If imitation is the sincerest form of flattery, North Korea's computer operating system Red Star 3.0 bears witness to a switch of allegiance from Microsoft to Apple in the Stalinist country.
Since the early 2000s, the North has been using its own software on computers found mostly in libraries and schools. Its predecessors, Red Star 1.1 and Red Star 2.0, were modified versions of Linux with background screens and menus copied from Microsoft Windows.
But Red Star 3.0, according to the BBC on Thursday, bears a close resemblance to the Apple Mac OSX program, from the way users can set background images to how icons have been placed on the main window.
Replacing the Apple logo in the top left hand corner of the screen is a red star.

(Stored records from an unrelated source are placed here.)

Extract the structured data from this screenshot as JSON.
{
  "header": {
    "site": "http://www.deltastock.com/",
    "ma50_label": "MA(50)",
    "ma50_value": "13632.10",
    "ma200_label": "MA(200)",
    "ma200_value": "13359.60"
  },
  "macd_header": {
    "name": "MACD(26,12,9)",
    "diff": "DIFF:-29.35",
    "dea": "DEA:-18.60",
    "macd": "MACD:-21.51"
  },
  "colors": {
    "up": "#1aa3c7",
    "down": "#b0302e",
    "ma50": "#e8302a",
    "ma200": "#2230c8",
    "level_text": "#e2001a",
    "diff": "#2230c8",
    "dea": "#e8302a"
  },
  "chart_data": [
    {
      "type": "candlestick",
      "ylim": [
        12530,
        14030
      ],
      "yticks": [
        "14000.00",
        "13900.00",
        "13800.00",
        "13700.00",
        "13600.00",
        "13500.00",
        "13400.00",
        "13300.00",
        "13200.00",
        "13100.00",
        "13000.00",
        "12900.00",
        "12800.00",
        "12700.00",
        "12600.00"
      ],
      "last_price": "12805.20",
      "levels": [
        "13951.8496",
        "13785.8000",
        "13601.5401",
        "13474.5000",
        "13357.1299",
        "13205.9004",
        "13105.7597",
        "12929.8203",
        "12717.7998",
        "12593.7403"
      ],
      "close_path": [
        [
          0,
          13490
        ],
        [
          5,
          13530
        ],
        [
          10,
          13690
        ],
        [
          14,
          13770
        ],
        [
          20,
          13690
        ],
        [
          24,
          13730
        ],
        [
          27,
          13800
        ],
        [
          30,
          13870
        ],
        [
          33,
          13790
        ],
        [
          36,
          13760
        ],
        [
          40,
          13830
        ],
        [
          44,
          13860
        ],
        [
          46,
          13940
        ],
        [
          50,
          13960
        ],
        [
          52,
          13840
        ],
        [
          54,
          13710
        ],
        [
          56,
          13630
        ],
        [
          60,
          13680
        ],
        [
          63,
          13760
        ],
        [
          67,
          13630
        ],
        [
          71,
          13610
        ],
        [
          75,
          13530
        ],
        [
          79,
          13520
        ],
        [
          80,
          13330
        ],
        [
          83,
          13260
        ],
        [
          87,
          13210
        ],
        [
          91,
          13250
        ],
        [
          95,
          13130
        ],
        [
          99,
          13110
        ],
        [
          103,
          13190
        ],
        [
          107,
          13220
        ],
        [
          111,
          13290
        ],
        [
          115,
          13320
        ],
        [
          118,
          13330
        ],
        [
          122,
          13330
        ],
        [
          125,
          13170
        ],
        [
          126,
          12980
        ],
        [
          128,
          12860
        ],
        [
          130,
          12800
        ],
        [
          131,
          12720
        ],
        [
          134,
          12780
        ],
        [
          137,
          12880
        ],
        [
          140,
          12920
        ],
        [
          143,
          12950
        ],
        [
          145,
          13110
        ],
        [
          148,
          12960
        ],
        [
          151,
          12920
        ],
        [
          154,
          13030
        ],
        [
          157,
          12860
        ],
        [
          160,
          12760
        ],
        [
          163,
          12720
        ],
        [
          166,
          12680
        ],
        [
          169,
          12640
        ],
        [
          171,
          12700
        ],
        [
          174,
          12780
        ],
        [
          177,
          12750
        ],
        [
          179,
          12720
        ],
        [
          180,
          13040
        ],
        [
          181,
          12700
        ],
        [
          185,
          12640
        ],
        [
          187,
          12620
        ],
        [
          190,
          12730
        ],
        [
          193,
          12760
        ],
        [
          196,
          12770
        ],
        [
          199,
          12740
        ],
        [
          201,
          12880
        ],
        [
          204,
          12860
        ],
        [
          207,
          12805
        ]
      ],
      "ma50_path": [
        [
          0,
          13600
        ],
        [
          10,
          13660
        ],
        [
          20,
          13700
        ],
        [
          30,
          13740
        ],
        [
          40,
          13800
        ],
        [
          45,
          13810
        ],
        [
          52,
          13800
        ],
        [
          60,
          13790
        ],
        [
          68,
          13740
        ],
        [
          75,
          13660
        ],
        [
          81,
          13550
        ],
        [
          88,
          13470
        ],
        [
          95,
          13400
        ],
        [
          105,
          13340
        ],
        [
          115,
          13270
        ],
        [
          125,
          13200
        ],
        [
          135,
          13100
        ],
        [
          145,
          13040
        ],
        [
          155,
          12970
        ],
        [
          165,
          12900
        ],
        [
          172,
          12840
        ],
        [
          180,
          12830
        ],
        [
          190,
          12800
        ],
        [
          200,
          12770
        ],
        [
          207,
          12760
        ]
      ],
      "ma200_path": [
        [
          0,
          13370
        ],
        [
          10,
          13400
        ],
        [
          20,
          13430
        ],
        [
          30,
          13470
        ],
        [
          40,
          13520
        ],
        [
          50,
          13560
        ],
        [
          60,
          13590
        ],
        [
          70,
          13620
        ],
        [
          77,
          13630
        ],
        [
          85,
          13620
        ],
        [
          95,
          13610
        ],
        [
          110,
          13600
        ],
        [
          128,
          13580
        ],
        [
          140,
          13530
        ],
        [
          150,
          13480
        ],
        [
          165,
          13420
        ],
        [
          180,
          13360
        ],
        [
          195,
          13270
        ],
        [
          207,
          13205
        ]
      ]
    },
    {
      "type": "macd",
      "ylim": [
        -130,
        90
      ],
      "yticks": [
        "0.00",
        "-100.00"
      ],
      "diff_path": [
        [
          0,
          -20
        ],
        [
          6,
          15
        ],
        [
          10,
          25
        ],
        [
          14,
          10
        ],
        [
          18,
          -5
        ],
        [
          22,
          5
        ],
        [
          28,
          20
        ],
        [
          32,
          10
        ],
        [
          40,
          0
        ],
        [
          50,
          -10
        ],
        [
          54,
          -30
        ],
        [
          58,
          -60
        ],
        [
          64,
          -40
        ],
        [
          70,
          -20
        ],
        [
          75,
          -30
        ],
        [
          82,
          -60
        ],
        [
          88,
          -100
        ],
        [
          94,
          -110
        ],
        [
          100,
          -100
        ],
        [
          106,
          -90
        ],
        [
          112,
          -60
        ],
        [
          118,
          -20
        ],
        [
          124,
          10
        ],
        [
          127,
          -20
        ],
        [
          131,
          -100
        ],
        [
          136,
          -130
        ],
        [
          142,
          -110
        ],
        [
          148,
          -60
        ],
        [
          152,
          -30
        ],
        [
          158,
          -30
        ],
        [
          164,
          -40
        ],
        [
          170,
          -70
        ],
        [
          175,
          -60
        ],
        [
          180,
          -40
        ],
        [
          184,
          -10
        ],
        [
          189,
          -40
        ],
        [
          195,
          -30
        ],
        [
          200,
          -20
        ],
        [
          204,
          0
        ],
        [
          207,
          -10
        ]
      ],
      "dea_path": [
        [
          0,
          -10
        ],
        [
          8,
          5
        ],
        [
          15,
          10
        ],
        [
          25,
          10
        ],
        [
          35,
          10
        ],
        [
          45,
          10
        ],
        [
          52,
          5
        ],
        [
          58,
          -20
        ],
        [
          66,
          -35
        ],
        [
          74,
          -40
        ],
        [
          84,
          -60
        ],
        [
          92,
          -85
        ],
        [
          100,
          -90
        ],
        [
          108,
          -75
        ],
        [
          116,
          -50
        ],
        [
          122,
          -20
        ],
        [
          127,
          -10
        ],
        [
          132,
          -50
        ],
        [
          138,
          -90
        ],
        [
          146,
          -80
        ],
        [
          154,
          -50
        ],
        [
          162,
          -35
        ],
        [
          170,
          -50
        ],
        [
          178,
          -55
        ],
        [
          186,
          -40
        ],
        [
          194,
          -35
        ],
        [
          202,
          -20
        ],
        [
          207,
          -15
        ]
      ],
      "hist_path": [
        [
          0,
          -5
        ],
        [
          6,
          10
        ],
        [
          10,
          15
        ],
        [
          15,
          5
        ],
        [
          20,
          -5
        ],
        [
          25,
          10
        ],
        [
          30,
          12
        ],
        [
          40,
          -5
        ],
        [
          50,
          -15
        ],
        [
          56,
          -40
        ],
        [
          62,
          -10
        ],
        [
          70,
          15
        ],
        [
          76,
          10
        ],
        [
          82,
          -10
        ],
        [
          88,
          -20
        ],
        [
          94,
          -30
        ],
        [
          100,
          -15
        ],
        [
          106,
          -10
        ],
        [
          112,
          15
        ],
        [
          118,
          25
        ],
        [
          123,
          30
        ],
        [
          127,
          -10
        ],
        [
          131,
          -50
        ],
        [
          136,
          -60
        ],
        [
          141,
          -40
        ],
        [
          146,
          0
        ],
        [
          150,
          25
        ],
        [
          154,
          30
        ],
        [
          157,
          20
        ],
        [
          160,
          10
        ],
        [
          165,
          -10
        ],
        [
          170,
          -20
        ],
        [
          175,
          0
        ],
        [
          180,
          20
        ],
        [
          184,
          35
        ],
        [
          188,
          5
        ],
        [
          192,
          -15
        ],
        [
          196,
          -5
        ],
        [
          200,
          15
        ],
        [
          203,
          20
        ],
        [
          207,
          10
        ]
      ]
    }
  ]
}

The calendar does not say 2014 but 103, the number of years since the birth of nation founder Kim Il-sung.
The screenshots of Red Star 3.0 were obtained by American computer scientist Will Scott, who taught at the private Pyongyang University of Science and Technology as a visiting professor, and first published on the North Korea Tech blog.
Scott bought the program from the Korea Computer Center in Pyongyang and brought it back to the U.S. KCC is the North's biggest computer and IT organization and developed the Red Star platform.
The switch may reflect leader Kim Jong-un's personal preference for Apple products. Red Star 3.0 was developed after he came to power in late 2011.